Five steps. The temptation to over-configure on day one is strong – resist it.
How it compares to the alternatives
The honest pitch for the Gateway is local-first agents with channel breadth. Here’s a rough comparison with tools people actually consider (note: competitor defaults may change – verify against their current docs).
| Property | OpenClaw Gateway | LiteLLM Proxy | Cloud agent platforms |
|---|---|---|---|
| Default network exposure | Loopback only | All interfaces by default (verify) | Public SaaS |
| OpenAI-compat HTTP | Yes (multi-endpoint) | Yes (primary feature) | Usually proprietary |
| Channel integrations | Built-in (Telegram, Slack, iMessage, etc.) | None – LLM routing only | Varies |
| Runs on your machine | Yes, always | Yes | No |
| Setup friction (first run) | Medium (mode guardrail) | Low | Low |
Pure LLM routing? LiteLLM is simpler and purpose-built for that. OpenClaw’s Gateway is doing something different: it wants to be the single point where your personal assistant listens across every app you already use, on hardware you own. They share an OpenAI-compat surface, but the goals don’t really overlap.

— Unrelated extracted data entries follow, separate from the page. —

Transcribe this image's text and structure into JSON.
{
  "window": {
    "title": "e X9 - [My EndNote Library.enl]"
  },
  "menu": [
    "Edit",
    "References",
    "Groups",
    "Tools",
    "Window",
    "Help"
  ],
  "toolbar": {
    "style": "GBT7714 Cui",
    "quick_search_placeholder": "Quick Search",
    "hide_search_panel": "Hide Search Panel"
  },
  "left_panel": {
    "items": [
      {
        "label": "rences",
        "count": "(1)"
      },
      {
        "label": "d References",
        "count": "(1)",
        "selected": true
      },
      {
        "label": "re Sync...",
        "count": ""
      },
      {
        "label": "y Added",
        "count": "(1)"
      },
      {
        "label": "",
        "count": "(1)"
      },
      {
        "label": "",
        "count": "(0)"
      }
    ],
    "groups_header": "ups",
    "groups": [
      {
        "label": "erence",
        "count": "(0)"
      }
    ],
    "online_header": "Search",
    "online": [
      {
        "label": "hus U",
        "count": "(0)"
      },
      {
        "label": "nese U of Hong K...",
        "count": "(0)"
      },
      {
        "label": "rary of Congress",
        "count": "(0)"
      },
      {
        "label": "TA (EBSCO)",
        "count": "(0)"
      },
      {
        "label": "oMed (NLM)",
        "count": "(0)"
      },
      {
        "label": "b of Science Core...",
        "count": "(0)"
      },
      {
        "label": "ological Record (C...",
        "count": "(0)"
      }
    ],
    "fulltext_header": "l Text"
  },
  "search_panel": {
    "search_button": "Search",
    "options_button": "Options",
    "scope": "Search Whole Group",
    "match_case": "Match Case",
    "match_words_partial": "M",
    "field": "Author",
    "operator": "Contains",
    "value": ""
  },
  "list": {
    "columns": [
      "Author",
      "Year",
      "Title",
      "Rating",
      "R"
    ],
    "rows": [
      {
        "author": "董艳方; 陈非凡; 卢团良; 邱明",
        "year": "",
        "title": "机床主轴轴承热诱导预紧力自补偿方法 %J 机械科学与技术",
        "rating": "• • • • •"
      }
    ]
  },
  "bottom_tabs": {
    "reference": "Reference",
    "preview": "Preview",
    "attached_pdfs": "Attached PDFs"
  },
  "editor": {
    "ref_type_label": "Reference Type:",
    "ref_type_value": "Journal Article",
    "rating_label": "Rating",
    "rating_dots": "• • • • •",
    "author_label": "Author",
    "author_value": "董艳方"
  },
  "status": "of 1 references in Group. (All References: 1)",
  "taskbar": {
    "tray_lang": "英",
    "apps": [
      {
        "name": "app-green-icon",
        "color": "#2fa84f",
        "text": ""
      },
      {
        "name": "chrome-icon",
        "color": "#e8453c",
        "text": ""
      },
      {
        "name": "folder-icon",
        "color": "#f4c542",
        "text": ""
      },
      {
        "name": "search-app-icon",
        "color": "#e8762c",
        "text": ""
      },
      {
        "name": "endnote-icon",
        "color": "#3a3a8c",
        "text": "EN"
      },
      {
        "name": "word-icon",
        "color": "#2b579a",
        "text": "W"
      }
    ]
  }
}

One thing the docs don’t fully spell out
Events are not durable. Per the runbook, events are not replayed – on sequence gaps, you should refresh state (health, system-presence) before continuing. Combined with the fact that Gateway protocol clients fail fast when the Gateway is unavailable (no implicit direct-channel fallback), this means a flaky network between client and Gateway can leave your agent’s view of the world quietly stale. Your CLI thinks it’s connected, the WebSocket survived, but you missed three events in between. Always refresh state after any reconnect – the docs say it once and move on, but it’s the kind of thing that costs you an afternoon when you skip it.
FAQ
Can I run multiple Gateways on the same machine?
Yes, but you’ll need separate ports, config paths, and state directories for each instance. Most setups shouldn’t bother.
Does the Gateway store my chat history in the cloud?
A common assumption – and it’s wrong. The Gateway is a local process; sessions, channels, and routing live entirely on your machine. The nuance: if you’ve configured an external model provider like OpenAI or Anthropic, the prompts you send to that provider still leave your network to reach their servers. That’s unavoidable for any non-local LLM, and it has nothing to do with the Gateway itself. The Gateway doesn’t ship anything to a third-party backend on its own initiative.
What’s the actual difference between a Channel and a Node?
Channel = inbox. Telegram, Slack, WebChat – where messages arrive from users. Node = a device or process paired into the Gateway (your phone, a second laptop) that can run tools or surface UI. Same underlying WebSocket connection, completely different role. The Gateway routes between them.
Next step: Run openclaw gateway status --deep right now. If you’ve never installed OpenClaw, it’ll tell you. If you have, it’ll surface any phantom processes from previous attempts – and that’s the single most useful command to know before you build anything on top of the Gateway.